Natasha Chaudhri and Shilpa Gupta, design graduates from the College of Art, New Delhi have succeeded in setting up and running varied enterprises over the years. They own and ran speciality restaurants such as Thai Wok, New Delhi; Congo, Goa; Bohemia, Mumbai & Emperors Kitchen, New Delhi. Besides their restaurants both of them have been designing and producing apparel, textile and craft from their design studio and factory in New Delhi for over twenty years for museum shops, fashion designers and high street brands in India and overseas. Recognising the need to share the abundant love and success that they received at work made them devote their experience and resources to facilitate village artisans and women entrepreneurs for community inclusion and benefit.
Engaging with vulnerable artisanal communities led them to create a fair commerce label, Yumi on the 13th of July 2018. Yumi seeks to represent, revive and help sustain the highly skilled Indian artisans for their textile and craft through intense design and market led interventions.
Natasha Chaudhri comes from a family that has been devoted to textile, fashion and community welfare in Jammu & Kashmir. Growing up Natasha was exposed to enterprise and commitment towards community by her parents. Natasha is the Vice President of the Kalamkari Centre Society, Jammu which was set up by her parents. The Kalamkari Centre Society is dedicated to women, child and artisanal inclusion and benefit. Natasha oversees the family trust that facilitates preschooling and mid-day meals to nearly hundred students below the age of six from urban slums in Gurgaon.
Natasha remains in gratitude towards her parents and also Mr Rajeev Sethi who mentored her and ushered her into the world of artisanal communities and skilled women in villages across India.

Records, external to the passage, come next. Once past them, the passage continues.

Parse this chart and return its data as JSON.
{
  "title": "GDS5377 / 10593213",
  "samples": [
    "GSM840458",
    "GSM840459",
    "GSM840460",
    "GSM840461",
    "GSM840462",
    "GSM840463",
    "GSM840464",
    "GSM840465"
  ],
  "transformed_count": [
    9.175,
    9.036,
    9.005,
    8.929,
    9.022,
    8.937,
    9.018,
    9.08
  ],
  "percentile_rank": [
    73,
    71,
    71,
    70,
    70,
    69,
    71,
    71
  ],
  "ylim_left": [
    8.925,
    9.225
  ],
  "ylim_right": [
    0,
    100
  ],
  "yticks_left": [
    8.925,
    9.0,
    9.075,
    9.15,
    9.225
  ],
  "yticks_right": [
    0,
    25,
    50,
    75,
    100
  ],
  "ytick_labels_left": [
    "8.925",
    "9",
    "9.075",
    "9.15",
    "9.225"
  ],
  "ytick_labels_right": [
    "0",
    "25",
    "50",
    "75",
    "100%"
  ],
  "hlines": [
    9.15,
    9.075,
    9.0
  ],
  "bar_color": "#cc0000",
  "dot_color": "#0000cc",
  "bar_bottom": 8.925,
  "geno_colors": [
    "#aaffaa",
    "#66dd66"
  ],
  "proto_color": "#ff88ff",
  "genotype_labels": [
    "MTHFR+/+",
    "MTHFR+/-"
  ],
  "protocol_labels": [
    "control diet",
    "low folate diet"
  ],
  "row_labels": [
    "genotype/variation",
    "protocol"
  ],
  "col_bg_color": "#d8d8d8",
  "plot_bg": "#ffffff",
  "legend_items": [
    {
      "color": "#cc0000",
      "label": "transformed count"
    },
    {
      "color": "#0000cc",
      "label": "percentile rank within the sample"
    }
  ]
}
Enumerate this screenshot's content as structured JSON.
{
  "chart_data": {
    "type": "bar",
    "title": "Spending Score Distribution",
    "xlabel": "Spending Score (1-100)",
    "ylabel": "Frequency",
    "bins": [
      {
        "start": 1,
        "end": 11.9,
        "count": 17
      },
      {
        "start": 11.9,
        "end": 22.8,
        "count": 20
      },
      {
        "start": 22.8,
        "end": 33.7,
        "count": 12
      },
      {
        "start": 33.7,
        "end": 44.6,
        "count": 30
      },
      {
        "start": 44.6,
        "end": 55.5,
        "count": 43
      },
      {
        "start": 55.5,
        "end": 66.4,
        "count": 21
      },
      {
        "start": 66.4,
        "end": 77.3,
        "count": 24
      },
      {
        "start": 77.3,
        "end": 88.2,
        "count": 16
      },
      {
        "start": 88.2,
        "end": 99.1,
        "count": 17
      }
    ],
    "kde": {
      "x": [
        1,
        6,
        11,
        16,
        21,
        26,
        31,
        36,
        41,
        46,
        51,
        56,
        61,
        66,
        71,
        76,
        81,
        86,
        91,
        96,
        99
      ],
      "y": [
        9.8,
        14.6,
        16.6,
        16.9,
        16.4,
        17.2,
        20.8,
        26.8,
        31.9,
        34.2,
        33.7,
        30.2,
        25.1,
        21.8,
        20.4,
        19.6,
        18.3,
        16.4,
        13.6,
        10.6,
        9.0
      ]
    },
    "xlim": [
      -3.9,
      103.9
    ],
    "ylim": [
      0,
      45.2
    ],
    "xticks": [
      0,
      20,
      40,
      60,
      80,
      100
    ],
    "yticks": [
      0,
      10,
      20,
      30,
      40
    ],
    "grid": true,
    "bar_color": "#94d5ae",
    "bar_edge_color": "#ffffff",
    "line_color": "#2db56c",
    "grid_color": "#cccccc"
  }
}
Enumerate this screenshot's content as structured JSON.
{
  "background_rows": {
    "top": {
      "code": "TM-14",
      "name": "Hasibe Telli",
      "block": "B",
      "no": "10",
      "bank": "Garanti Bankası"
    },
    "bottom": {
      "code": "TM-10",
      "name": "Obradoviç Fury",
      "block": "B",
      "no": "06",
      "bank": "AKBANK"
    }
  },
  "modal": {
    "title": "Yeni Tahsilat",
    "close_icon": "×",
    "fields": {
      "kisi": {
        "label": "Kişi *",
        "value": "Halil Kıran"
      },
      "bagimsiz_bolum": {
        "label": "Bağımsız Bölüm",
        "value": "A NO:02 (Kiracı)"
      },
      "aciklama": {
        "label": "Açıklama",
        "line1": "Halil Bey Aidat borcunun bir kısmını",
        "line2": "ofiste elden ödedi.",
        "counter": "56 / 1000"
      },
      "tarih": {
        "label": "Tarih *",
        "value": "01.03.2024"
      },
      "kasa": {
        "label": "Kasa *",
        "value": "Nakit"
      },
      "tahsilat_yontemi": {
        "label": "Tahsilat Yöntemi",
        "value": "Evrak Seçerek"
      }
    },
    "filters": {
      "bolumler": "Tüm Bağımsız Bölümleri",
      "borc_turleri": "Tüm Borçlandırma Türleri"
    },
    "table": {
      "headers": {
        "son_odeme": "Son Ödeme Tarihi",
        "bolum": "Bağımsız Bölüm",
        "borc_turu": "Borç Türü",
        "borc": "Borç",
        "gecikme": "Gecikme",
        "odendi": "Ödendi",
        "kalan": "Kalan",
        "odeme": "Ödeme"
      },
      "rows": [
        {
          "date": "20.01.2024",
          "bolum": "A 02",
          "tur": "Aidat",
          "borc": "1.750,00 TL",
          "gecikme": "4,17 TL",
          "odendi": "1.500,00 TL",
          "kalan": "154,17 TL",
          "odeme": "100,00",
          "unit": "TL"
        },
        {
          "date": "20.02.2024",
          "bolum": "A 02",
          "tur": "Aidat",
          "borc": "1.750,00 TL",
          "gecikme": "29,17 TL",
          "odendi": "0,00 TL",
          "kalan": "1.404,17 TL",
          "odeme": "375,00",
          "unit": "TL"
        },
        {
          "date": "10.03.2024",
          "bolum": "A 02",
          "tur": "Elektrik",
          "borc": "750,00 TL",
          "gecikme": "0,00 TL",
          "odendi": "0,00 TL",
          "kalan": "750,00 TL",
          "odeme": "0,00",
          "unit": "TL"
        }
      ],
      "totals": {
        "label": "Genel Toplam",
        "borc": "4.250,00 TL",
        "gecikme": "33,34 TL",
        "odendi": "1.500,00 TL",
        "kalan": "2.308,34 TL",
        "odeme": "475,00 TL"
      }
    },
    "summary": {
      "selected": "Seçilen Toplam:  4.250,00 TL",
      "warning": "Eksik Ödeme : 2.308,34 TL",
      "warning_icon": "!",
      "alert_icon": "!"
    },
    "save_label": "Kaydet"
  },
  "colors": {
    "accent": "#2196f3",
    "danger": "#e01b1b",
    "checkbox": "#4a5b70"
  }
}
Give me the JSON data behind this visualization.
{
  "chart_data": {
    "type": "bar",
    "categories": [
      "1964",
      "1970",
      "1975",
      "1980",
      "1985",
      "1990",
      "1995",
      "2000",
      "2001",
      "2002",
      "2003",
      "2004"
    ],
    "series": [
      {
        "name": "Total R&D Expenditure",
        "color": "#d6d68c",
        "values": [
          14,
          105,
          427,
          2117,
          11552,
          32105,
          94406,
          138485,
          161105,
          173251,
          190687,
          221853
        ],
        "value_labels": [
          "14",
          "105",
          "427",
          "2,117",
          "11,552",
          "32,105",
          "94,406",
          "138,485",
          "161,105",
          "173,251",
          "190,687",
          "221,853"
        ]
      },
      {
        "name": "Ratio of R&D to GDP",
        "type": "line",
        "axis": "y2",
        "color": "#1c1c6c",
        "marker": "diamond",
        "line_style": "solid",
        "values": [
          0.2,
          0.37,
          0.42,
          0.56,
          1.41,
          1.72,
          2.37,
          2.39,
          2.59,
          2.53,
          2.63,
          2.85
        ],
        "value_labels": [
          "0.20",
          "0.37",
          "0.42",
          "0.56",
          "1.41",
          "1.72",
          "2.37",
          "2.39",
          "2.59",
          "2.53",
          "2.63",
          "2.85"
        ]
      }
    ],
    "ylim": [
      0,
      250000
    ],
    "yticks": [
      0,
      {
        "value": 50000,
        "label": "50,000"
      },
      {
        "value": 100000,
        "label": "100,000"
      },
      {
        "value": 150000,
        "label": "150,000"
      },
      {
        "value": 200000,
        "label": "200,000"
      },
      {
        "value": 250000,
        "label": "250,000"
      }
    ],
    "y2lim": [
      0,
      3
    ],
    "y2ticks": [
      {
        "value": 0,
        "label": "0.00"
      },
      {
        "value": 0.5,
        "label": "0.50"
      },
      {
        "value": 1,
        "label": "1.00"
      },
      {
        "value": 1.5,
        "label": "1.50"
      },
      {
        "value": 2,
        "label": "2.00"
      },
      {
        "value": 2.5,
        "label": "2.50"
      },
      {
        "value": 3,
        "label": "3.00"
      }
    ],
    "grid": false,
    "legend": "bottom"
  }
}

Natasha and Shilpa have a dream partnership of creative and commercial expertise and have managed their enterprises of export and restaurants together. Shilpa being driven by business believes that commerce needs to be considered actively for any community or artisanal outreach program to survive. It was her encouragement, support and investment of intellectual capital that motivated Natasha to set up Yumi that is dedicated to nurture practicing artisans. They now plan to use their resources and expertise to impact the larger good of the Indian communities.